Ce qu’il faut savoir c’est que Tansley écrivait en réaction aux conceptions américaines de l’équilibre des communautés végétales, c’est à dire les recherches de Frederic Clements sur l’analyse statistique des formations végétales et qui a formé tous les écologues que l’on croise dans le livre. Ces derniers réfléchissaient en termes d’équilibre, l’idée selon laquelle les communautés végétales se succèdent vers un état stable, final (nommé climax). Par conséquent toute activité humaine peut soit résulter sur la rupture de cet équilibre, soit favoriser un équilibre temporaire (un champ de maïs est un système en équilibre relatif). Pour Tanley (et Lindeman) au contraire, il faut réfléchir en termes de fonctions des espèces, et envisager l’éco-système d’un point de vue énergétique. Il n’y a pas d’équilibre final, ni une sorte de nature idéalisée (ce que devrait être un système) mais des équilibres, des rapports entre biomasses et quantités d’énergie qu’il faut évaluer pour comprendre les changements dans les systèmes. En d’autres termes encore, le fameux « équilibre écologique » qu’on nous sert pour justifier telle ou telle idée écologiste, est en fait une très vieille idée de l’équilibre idéalisé entre les activités humaines et l’environnement non-humain. On fait alors appel alors à une éthique, voire une morale, là où le scientifique est plutôt censé s’occuper des faits.

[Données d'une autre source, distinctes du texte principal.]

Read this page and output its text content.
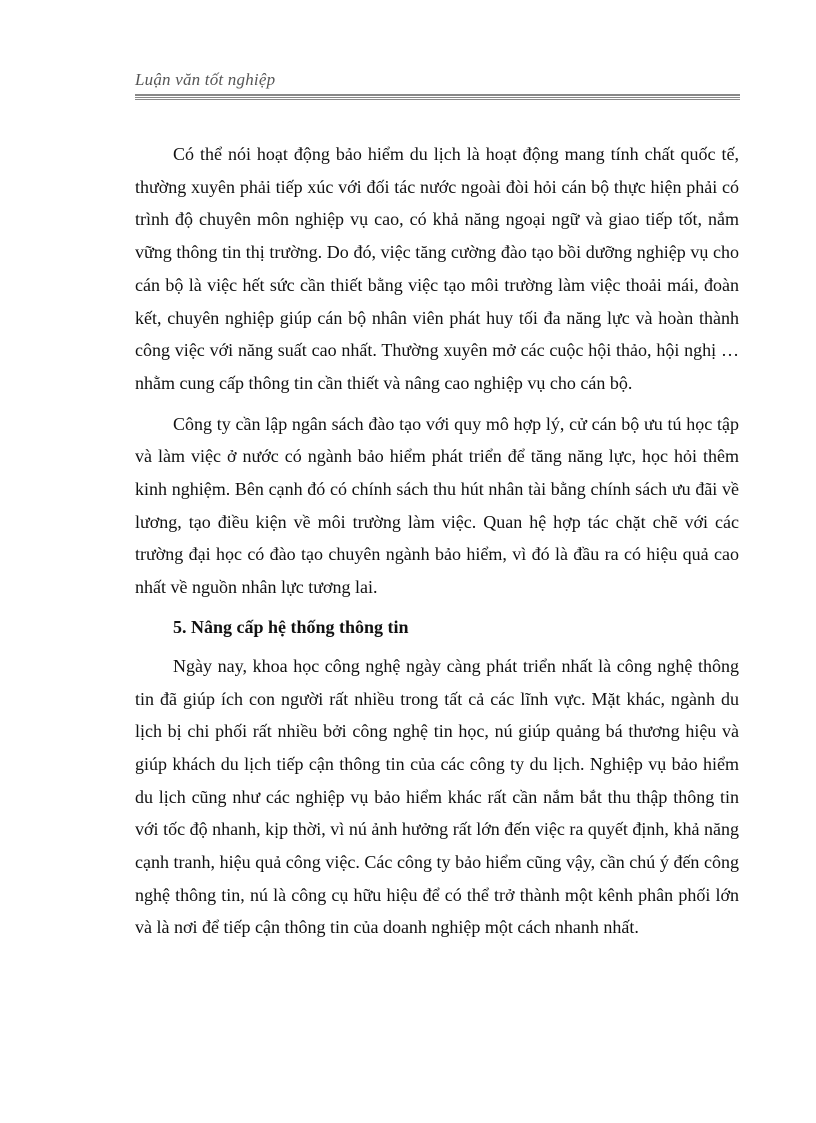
Luận văn tốt nghiệp

Có thể nói hoạt động bảo hiểm du lịch là hoạt động mang tính chất quốc tế, thường xuyên phải tiếp xúc với đối tác nước ngoài đòi hỏi cán bộ thực hiện phải có trình độ chuyên môn nghiệp vụ cao, có khả năng ngoại ngữ và giao tiếp tốt, nắm vững thông tin thị trường. Do đó, việc tăng cường đào tạo bồi dưỡng nghiệp vụ cho cán bộ là việc hết sức cần thiết bằng việc tạo môi trường làm việc thoải mái, đoàn kết, chuyên nghiệp giúp cán bộ nhân viên phát huy tối đa năng lực và hoàn thành công việc với năng suất cao nhất. Thường xuyên mở các cuộc hội thảo, hội nghị …nhằm cung cấp thông tin cần thiết và nâng cao nghiệp vụ cho cán bộ.

Công ty cần lập ngân sách đào tạo với quy mô hợp lý, cử cán bộ ưu tú học tập và làm việc ở nước có ngành bảo hiểm phát triển để tăng năng lực, học hỏi thêm kinh nghiệm. Bên cạnh đó có chính sách thu hút nhân tài bằng chính sách ưu đãi về lương, tạo điều kiện về môi trường làm việc. Quan hệ hợp tác chặt chẽ với các trường đại học có đào tạo chuyên ngành bảo hiểm, vì đó là đầu ra có hiệu quả cao nhất về nguồn nhân lực tương lai.

5. Nâng cấp hệ thống thông tin

Ngày nay, khoa học công nghệ ngày càng phát triển nhất là công nghệ thông tin đã giúp ích con người rất nhiều trong tất cả các lĩnh vực. Mặt khác, ngành du lịch bị chi phối rất nhiều bởi công nghệ tin học, nú giúp quảng bá thương hiệu và giúp khách du lịch tiếp cận thông tin của các công ty du lịch. Nghiệp vụ bảo hiểm du lịch cũng như các nghiệp vụ bảo hiểm khác rất cần nắm bắt thu thập thông tin với tốc độ nhanh, kịp thời, vì nú ảnh hưởng rất lớn đến việc ra quyết định, khả năng cạnh tranh, hiệu quả công việc. Các công ty bảo hiểm cũng vậy, cần chú ý đến công nghệ thông tin, nú là công cụ hữu hiệu để có thể trở thành một kênh phân phối lớn và là nơi để tiếp cận thông tin của doanh nghiệp một cách nhanh nhất.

Dans notre histoire du Dust Bowl, on a affaire à des écologues qui n’en sont pas encore à mettre en place une « éthique environnementale ». On voit en réalité se développer une nouvelle conception des politiques environnementales, l’idée que pour mettre en place une conservation des sols agricoles ou des parcs nationaux, il faut s’en remettre à des experts. Cette politique de l’expertise, dans le gouvernement Roosevelt, est la première dans l’histoire à identifier l’écologie comme une science que l’on dote de moyens d’applications à grande échelle (comme les fermes expérimentales), mais aussi à justifier la décision publique en référence aux recherches écologiques. La crise agricole américaine des années 1930, est alors devenue une « crise écologique », qui a une dimension complexe qui structure les relations sociopolitiques, institutionnelles (mise en place de départements et services exclusivement composés d’écologues et d’ingénieurs) et scientifiques. C’est sur ce modèle tridimentionnel que s’explorent toutes les crises écologiques ou environnementales jusqu’à aujourd’hui. Il était donc important de dé-construire celle-ci 🙂

Ce livre est sous licence Creative Commons ? Pourquoi ce choix ?

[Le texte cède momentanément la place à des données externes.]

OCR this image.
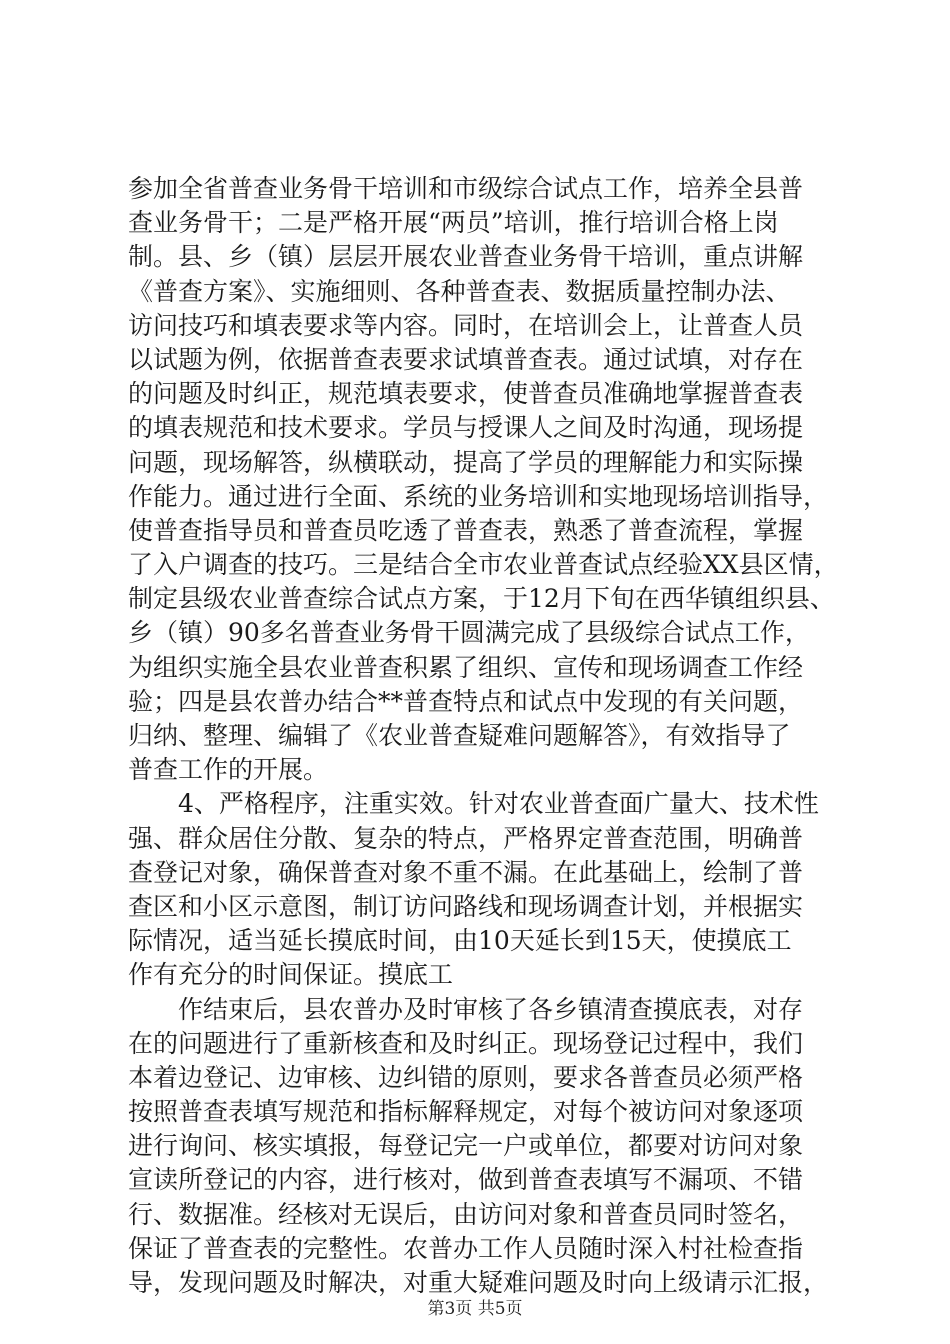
参加全省普查业务骨干培训和市级综合试点工作，培养全县普
查业务骨干；二是严格开展“两员”培训，推行培训合格上岗
制。县、乡（镇）层层开展农业普查业务骨干培训，重点讲解
《普查方案》、实施细则、各种普查表、数据质量控制办法、
访问技巧和填表要求等内容。同时，在培训会上，让普查人员
以试题为例，依据普查表要求试填普查表。通过试填，对存在
的问题及时纠正，规范填表要求，使普查员准确地掌握普查表
的填表规范和技术要求。学员与授课人之间及时沟通，现场提
问题，现场解答，纵横联动，提高了学员的理解能力和实际操
作能力。通过进行全面、系统的业务培训和实地现场培训指导，
使普查指导员和普查员吃透了普查表，熟悉了普查流程，掌握
了入户调查的技巧。三是结合全市农业普查试点经验XX县区情，
制定县级农业普查综合试点方案，于12月下旬在西华镇组织县、
乡（镇）90多名普查业务骨干圆满完成了县级综合试点工作，
为组织实施全县农业普查积累了组织、宣传和现场调查工作经
验；四是县农普办结合**普查特点和试点中发现的有关问题，
归纳、整理、编辑了《农业普查疑难问题解答》，有效指导了
普查工作的开展。
4、严格程序，注重实效。针对农业普查面广量大、技术性
强、群众居住分散、复杂的特点，严格界定普查范围，明确普
查登记对象，确保普查对象不重不漏。在此基础上，绘制了普
查区和小区示意图，制订访问路线和现场调查计划，并根据实
际情况，适当延长摸底时间，由10天延长到15天，使摸底工
作有充分的时间保证。摸底工
作结束后，县农普办及时审核了各乡镇清查摸底表，对存
在的问题进行了重新核查和及时纠正。现场登记过程中，我们
本着边登记、边审核、边纠错的原则，要求各普查员必须严格
按照普查表填写规范和指标解释规定，对每个被访问对象逐项
进行询问、核实填报，每登记完一户或单位，都要对访问对象
宣读所登记的内容，进行核对，做到普查表填写不漏项、不错
行、数据准。经核对无误后，由访问对象和普查员同时签名，
保证了普查表的完整性。农普办工作人员随时深入村社检查指
导，发现问题及时解决，对重大疑难问题及时向上级请示汇报，
第3页 共5页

Comme dit précédemment, ce livre est le résultat de recherches menées sur fonds publics. L’État français a subventionné pendant 3 ans mon salaire, mes déplacements, et tous les coûts liés aux recherches, à commencer par me fournir un bureau et un ordinateur. La diffusion de ces résultats devrait donc profiter en premier lieu à tout le monde et il fait partie du devoir du chercheur que de diffuser ses recherches.

Aujourd’hui, le mode de production d’écrits scientifiques est quasi-exclusivement le format électronique. Quant à la diffusion (les correspondances entre scientifiques comme envers le public) elle passe par Internet. Cela signifie que modèle qui valait il y a encore une trentaine d’année, à savoir le cycle qui va exclusivement de la production-évaluation à la publication papier est obsolète. Dans ce modèle, les maisons d’éditions effectuaient un travail salutaire : elles assuraient la distribution et la diffusion des connaissances scientifiques sur un support de première qualité, le livre papier. Elles le font toujours, bien entendu, mais le prix de cette diffusion est la cession exclusive de droit d’auteur : l’auteur de l’oeuvre cède de manière exclusive sa production scientifique à un éditeur, en échange de quoi cet éditeur assure la mise en page, l’impression et la distribution. Dans le cas des petits éditeurs, l’évaluation scientifique est assurée par un comité de lecture qui n’est que rarement payé pour cela, et il existe des éditeurs, pas forcément les moins connus, qui n’assurent qu’une évaluation légère de la qualité scientifique des ouvrages et font davantage confiance aux auteurs, comme c’est le cas par exemple lorsqu’un groupe de chercheurs inclu dans son projet la publication finale d’un ouvrage collectif, acheté en quantité pour amortir l’investissement de départ de l’éditeur.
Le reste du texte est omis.